Comment 7 Dennis Jacobfeuerborn 2011-10-31 15:30:41 EDT
After moving all data off the partitions, dd'ing the image files onto them and reconfiguring the guest accordingly I now get the expected result and see about 95 seeks/s on both disks. So I went ahead an reformatted the partitions and restored the files again. This time even with the files I got reasonable results. Next I added a new disk /dev/vdc with an image file on host /dev/sdc3 (just like /dev/vdb). This disk showed the strange behavior again. Lastly I copied the image file into a new file and then replaced the original image file with the copy and then the disk showed the same correct behavior as the other two. Either the file is sparse even though I chose full allocation and "du -h" shows the file as using 2gb of space or the FS optimizes the I/O away because it sees the client accessing a block that is allocated but not yet initialized (due to ext4 pre-allocation) and as a result can simply hand back a block filled with zeroes without actually having to access the disk.

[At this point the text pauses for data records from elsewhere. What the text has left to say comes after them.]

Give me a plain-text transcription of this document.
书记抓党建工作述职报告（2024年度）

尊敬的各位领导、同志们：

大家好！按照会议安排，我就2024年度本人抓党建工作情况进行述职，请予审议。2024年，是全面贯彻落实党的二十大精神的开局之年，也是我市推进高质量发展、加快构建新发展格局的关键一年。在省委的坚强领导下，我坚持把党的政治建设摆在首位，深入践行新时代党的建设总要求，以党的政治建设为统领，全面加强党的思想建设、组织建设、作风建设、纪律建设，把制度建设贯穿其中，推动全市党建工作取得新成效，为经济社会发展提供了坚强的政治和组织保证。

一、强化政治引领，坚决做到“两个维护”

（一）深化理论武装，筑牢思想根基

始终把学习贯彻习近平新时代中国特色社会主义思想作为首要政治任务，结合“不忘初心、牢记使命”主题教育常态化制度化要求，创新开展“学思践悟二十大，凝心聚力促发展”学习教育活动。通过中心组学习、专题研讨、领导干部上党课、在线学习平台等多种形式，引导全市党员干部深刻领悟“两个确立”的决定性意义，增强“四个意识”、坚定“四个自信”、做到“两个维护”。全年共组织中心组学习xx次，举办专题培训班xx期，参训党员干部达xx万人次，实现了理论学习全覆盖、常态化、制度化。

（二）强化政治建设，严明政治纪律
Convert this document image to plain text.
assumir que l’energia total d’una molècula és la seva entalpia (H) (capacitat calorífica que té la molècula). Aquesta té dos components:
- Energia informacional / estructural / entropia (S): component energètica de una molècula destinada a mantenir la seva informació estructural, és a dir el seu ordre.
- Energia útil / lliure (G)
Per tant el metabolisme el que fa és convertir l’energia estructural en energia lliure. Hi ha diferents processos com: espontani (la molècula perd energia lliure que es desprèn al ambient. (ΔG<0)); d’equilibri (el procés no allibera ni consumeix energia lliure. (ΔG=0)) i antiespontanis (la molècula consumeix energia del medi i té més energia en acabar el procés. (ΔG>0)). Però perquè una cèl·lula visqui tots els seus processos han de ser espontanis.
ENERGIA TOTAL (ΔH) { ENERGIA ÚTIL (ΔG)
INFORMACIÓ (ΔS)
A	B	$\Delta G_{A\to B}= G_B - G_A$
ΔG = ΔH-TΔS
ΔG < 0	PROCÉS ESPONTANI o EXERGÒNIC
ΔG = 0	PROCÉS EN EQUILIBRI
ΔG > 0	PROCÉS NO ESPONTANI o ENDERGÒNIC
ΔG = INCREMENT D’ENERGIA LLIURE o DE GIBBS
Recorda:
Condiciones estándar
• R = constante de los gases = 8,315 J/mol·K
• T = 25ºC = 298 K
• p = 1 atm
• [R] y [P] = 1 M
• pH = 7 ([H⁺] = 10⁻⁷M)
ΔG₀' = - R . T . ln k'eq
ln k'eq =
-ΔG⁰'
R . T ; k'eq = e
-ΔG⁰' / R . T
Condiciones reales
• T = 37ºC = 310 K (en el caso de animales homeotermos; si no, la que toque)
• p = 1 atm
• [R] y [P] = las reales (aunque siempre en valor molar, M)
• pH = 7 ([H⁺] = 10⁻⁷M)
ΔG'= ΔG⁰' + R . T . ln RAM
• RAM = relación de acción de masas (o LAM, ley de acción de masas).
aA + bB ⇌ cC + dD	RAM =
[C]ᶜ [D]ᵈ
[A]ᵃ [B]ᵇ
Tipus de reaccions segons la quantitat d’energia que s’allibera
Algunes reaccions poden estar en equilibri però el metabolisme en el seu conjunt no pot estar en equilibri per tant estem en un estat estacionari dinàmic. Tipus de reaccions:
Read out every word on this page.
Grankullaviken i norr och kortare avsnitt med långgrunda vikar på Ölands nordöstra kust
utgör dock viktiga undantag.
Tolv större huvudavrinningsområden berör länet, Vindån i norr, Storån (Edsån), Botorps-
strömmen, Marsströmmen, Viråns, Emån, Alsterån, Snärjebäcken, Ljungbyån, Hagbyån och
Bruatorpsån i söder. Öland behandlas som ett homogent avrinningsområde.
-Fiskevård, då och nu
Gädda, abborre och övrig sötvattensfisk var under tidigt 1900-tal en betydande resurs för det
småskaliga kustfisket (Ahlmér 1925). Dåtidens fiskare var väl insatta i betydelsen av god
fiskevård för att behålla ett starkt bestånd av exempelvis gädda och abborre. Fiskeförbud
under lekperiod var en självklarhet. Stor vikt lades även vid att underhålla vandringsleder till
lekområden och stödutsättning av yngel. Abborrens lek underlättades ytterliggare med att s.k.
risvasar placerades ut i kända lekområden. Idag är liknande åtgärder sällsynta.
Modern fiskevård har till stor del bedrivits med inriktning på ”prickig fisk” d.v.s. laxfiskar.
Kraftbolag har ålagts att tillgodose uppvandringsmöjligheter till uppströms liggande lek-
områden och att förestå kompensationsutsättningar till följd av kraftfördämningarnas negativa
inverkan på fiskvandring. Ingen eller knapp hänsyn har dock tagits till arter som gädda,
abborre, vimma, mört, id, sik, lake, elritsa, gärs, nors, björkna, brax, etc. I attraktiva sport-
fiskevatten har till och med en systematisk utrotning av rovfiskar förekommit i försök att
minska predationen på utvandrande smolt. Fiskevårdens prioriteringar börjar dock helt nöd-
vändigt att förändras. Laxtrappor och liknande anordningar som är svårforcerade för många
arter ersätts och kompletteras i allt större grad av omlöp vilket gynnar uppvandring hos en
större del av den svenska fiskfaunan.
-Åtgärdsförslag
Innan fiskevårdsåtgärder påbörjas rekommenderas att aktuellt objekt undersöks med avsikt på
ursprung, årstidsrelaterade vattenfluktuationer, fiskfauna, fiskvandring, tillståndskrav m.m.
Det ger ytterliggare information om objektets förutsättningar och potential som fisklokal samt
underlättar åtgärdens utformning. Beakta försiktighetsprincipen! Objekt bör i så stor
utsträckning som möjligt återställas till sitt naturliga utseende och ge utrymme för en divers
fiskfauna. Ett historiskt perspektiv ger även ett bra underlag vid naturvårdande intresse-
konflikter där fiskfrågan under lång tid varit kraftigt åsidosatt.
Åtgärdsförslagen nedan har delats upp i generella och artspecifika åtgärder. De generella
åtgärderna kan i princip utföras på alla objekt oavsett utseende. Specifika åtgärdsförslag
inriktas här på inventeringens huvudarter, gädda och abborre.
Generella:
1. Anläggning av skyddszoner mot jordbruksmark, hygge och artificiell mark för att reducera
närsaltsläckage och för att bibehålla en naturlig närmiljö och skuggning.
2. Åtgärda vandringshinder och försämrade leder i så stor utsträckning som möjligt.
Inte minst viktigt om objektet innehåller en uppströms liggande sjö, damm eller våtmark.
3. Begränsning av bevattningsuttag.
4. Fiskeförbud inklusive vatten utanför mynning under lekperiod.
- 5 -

Comment 8 Fedora Admin XMLRPC Client 2012-03-15 13:54:24 EDT
This package has changed ownership in the Fedora Package Database. Reassigning to the new owner of this component.
Comment 9 Cole Robinson 2012-05-28 20:37:15 EDT
Dennis, are you still seeing this issue with a more recent Fedora? F15 is end of life in a month. If so, please comment to that effect and we can escalate from there.
Comment 10 Dennis Jacobfeuerborn 2012-05-29 07:13:27 EDT
No. As I mentioned in comment 7 this turned out to be a side effect of how ext4 allocates blocks so this isn't a real problem but just something to look out for when benchmarking anything on ext4 (i.e. ensuring that you create non-sparse files is not enough to make sure you get reasonable results. You actually have to write to all blocks of the files before starting the benchmarking).
Comment 11 Cole Robinson 2012-05-29 08:37:45 EDT
Sorry Dennis, I missed that detail. Closing this as CANTFIX then.